CF Industries Holdings Inc. | ||
Ticker | CF | |
Current yield | 3.51% | |
Forward P/E | 9.6 | |
Price | US$34.15 | |
Fair value | US$44 | |
Data as of Mar. 16, 2016 |
CF Industries (CF) is a leading global producer and distributor of nitrogen fertilizers. The company operates seven nitrogen facilities in the United States and Canada and holds joint venture partnerships in the United Kingdom and in Trinidad and Tobago.
The company is due this year to close its acquisition of Netherlands-based OCI. The US$8 billion deal would create the world's largest publicly traded nitrogen company, Stafford said in a Morningstar report. The merger, said the report, would lower the company's overall tax rate to 20% from 34% by moving its address to the UK, and realize US$500 million in annual cost savings. The OCI acquisition will also expand the company's footprint in Europe, said Stafford, who put the stock's fair value at US$44, implying enterprise an value/EBITDA ratio of roughly 8.5 times.
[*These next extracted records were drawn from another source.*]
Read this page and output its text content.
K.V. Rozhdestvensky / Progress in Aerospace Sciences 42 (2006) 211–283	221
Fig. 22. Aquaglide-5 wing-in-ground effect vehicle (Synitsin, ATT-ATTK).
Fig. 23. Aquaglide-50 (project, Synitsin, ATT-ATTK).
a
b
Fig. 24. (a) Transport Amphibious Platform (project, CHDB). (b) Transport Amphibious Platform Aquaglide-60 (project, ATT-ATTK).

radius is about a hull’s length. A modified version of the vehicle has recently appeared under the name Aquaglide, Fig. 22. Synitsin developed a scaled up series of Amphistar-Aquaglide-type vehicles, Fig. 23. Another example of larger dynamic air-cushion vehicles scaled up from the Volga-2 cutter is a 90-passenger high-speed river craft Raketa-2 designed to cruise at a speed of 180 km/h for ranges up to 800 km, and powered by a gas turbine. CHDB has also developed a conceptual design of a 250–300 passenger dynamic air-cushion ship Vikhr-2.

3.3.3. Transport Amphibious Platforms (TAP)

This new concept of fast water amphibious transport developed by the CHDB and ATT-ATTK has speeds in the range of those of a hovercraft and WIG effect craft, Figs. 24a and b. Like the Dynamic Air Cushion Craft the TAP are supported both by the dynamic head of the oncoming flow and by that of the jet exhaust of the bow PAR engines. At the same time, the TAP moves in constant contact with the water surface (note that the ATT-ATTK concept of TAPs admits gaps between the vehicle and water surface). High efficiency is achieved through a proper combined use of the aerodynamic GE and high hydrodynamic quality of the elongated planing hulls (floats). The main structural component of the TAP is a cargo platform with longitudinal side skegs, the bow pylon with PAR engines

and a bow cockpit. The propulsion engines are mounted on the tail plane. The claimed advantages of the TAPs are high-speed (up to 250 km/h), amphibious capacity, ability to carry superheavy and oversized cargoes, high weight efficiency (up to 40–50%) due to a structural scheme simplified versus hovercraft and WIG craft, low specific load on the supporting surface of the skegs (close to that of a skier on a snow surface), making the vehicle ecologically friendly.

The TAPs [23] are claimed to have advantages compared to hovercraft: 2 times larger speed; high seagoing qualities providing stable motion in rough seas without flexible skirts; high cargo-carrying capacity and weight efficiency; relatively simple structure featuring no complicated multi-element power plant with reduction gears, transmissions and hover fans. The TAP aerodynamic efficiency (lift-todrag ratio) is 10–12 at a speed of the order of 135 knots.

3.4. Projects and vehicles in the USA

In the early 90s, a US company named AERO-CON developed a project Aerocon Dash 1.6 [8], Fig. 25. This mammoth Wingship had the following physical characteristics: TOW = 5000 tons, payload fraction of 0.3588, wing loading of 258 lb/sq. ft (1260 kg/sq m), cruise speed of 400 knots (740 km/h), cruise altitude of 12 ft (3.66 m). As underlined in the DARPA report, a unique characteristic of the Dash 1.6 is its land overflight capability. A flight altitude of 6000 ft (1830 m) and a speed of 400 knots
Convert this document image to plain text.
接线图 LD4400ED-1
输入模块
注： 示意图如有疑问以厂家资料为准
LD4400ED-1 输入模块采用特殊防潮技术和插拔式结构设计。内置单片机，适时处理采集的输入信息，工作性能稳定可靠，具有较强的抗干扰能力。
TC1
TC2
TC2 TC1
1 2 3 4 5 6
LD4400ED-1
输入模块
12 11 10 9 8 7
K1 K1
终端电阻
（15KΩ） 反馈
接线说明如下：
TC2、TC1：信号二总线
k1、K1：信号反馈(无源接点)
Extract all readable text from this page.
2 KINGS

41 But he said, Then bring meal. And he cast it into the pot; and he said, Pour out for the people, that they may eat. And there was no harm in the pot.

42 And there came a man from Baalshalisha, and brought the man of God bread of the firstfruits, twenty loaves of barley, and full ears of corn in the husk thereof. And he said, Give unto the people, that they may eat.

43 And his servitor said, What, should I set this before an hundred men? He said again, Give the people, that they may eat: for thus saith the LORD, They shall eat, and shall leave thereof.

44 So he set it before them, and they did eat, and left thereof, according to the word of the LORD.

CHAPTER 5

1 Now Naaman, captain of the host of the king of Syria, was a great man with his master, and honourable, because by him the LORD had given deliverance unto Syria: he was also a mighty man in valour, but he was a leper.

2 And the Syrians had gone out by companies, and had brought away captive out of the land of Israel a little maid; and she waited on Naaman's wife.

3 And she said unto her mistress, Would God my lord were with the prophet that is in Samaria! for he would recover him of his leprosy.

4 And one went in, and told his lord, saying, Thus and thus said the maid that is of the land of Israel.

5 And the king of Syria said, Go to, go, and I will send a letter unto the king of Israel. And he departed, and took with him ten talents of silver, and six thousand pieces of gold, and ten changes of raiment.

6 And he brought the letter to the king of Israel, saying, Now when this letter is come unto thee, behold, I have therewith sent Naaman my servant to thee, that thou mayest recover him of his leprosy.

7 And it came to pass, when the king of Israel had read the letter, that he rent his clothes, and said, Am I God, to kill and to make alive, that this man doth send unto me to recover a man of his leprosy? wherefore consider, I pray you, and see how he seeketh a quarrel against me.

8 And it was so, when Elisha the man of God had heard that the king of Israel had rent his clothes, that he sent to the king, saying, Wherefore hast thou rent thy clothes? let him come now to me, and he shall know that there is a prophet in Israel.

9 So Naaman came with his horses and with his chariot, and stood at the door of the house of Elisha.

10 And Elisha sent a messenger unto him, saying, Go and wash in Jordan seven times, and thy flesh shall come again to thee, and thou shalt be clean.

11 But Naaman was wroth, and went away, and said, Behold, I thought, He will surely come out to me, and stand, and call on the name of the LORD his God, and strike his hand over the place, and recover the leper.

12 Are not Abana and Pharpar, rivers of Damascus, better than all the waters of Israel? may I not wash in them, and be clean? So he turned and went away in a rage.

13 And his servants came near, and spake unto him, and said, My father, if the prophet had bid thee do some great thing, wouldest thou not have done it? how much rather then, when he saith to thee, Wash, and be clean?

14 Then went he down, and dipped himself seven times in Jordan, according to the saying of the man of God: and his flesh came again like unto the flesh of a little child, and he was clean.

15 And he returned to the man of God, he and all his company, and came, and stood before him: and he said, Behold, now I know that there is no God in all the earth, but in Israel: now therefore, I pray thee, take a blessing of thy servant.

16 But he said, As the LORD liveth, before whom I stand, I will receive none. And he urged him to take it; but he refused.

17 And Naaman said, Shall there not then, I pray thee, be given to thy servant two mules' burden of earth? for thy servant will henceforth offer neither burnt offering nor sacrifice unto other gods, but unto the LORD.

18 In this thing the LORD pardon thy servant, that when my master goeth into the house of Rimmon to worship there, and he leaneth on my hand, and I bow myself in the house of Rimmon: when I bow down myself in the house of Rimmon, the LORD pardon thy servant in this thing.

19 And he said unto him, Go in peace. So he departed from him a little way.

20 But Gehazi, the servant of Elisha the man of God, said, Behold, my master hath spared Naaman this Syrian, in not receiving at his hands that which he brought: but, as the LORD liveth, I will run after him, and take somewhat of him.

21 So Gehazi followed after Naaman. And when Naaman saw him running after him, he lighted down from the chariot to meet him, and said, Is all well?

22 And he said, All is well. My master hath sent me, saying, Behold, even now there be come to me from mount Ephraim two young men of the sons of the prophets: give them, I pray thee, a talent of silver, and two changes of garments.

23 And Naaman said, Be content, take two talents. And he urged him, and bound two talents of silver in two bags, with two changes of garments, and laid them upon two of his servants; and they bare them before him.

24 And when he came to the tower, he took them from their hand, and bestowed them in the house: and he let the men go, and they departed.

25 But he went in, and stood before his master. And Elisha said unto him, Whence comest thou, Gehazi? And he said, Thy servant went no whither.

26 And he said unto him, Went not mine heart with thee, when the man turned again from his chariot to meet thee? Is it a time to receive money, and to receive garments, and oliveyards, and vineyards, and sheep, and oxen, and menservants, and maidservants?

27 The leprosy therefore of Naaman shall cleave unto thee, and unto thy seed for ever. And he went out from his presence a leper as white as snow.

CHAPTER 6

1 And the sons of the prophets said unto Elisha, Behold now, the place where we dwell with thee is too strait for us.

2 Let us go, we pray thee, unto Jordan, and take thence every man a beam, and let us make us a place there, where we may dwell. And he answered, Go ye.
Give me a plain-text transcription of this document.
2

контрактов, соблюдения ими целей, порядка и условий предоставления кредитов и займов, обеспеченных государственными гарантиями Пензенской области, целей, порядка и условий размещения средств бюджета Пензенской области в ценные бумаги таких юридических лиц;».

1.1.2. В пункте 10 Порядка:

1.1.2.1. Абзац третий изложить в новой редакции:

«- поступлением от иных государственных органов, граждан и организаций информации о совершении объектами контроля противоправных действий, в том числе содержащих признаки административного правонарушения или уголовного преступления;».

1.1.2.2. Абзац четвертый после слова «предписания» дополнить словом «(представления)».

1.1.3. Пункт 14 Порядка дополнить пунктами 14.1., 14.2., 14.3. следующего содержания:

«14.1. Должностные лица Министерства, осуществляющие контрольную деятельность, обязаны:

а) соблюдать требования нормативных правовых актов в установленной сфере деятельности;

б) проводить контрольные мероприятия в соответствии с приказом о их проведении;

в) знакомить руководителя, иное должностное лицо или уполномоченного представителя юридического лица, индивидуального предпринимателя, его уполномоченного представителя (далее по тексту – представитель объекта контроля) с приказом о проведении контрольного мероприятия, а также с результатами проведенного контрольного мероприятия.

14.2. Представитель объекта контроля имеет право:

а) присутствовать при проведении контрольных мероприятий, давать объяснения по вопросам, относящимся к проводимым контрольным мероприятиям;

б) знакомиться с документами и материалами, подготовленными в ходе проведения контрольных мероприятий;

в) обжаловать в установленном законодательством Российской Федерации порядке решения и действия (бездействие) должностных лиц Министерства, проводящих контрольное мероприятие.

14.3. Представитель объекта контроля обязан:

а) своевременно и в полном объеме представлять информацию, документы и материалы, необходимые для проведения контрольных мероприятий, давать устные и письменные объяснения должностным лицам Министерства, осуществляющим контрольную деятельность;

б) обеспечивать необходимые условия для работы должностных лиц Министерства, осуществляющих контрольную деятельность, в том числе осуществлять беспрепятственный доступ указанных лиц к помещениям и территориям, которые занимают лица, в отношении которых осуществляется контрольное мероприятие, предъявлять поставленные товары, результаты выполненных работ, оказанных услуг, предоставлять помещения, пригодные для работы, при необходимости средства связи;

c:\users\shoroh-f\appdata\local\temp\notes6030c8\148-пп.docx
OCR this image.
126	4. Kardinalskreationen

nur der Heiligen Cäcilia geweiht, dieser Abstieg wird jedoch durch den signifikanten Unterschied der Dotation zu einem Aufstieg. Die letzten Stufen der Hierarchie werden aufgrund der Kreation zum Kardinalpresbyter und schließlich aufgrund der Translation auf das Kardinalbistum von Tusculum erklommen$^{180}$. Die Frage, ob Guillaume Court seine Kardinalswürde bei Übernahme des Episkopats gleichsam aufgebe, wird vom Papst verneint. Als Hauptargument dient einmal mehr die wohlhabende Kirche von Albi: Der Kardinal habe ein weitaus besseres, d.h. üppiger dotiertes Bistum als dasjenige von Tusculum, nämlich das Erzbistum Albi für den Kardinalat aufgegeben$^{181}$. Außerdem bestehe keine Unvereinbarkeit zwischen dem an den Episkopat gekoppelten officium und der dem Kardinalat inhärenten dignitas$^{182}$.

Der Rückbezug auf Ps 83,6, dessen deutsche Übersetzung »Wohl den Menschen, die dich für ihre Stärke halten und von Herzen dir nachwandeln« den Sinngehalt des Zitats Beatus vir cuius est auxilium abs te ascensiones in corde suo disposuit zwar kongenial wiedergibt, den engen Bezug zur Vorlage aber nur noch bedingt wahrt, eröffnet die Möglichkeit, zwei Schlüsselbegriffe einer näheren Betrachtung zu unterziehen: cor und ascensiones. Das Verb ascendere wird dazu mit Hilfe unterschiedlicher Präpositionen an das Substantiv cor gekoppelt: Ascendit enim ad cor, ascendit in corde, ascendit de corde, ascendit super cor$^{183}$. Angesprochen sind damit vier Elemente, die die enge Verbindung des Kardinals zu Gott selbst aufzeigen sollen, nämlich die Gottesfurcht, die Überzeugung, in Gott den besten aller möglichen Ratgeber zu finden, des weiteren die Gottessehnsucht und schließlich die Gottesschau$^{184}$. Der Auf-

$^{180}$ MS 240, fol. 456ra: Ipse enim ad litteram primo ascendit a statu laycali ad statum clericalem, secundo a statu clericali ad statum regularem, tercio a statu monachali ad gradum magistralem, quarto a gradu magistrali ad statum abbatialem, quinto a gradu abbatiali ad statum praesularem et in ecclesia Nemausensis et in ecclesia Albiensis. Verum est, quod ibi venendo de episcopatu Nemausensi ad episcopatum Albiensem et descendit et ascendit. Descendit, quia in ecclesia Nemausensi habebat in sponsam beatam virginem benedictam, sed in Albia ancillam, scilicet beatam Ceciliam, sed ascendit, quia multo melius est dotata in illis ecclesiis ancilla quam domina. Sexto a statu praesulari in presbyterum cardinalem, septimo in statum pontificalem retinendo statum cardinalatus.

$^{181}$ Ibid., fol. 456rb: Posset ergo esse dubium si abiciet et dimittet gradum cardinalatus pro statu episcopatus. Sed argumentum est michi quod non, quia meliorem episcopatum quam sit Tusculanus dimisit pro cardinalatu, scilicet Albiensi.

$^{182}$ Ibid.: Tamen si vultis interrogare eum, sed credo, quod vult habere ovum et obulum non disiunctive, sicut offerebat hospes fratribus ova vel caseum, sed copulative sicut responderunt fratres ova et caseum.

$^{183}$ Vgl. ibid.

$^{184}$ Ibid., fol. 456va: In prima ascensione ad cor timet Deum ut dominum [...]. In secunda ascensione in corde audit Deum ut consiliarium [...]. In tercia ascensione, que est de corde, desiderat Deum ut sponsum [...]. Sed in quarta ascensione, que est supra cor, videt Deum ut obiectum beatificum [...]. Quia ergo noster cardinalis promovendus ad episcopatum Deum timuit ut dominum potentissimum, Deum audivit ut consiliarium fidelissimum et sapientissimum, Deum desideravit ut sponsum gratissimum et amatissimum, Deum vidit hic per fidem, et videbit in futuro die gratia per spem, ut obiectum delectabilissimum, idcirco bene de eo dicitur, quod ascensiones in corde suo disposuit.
"The acquisition and the company's already planned expansions will boost CF's production capacity from 15.2 million product tons to 25.1 million product tons by 2018, an increase of 65%," he added.
The fertilizer maker recently announced 2015 net earnings of US$700 million, with EBITDA of US$1.7 billion. The company's CEO, Tony Will, said the (http://www.morningstar.com/news/business-wire/BWIPREM_20160217006644/cf-industries-holdings-inc-reports-fourth-quarter-net-earnings-of-27-million-and-ebitda-of-254-million-adjusted-net-earnings-of-180-million-and-adjusted-ebitda-of-451-million.html) company "remain(s) highly profitable with a gross margin of over 25%," despite the most difficult market conditions seen in a decade.
Cameco Corp. | ||
Ticker | CCO | |
Current yield | 2.35% | |
Forward P/E | 12.4 | |
Price | $17.04 | |
Fair value | $25 | |
Data as of Mar. 16, 2016 |
One of the world's largest uranium producers, Cameco Corp. (CCO) mines, refines and sells uranium to nuclear reactors in Canada and internationally. The firm produced a staggering 27.2 million pounds of uranium in 2015, and plans to increase annual uranium production substantially over the next several years.
"Cameco shares continue to be undervalued as they reflect current weakness in uranium prices," said Morningstar sector director Daniel Rohr, who raised the stock's fair value from $24 to $25, prompted by a weaker loonie. "Going forward, higher prices are required to encourage new mines to meet strong demand growth from emerging markets led by China."
The company's fourth-quarter results showed quarterly revenue growth of 10% year over year, driven by higher sales volumes from its Cigar Lake mine in Saskatchewan. "With the higher run rate at Cigar Lake, the company expects annual production to increase 10% to 30 million pounds in 2016," said Rohr, who forecasted the production to rise more than 30% by 2019. Although uranium prices remained weak in 2015, they are poised to tick higher driving significant earnings growth. "We expect new reactor capacity to drive the strongest uranium demand growth in decades," said Rohr. "A quadrupling of China's reactor fleet headlines this growth."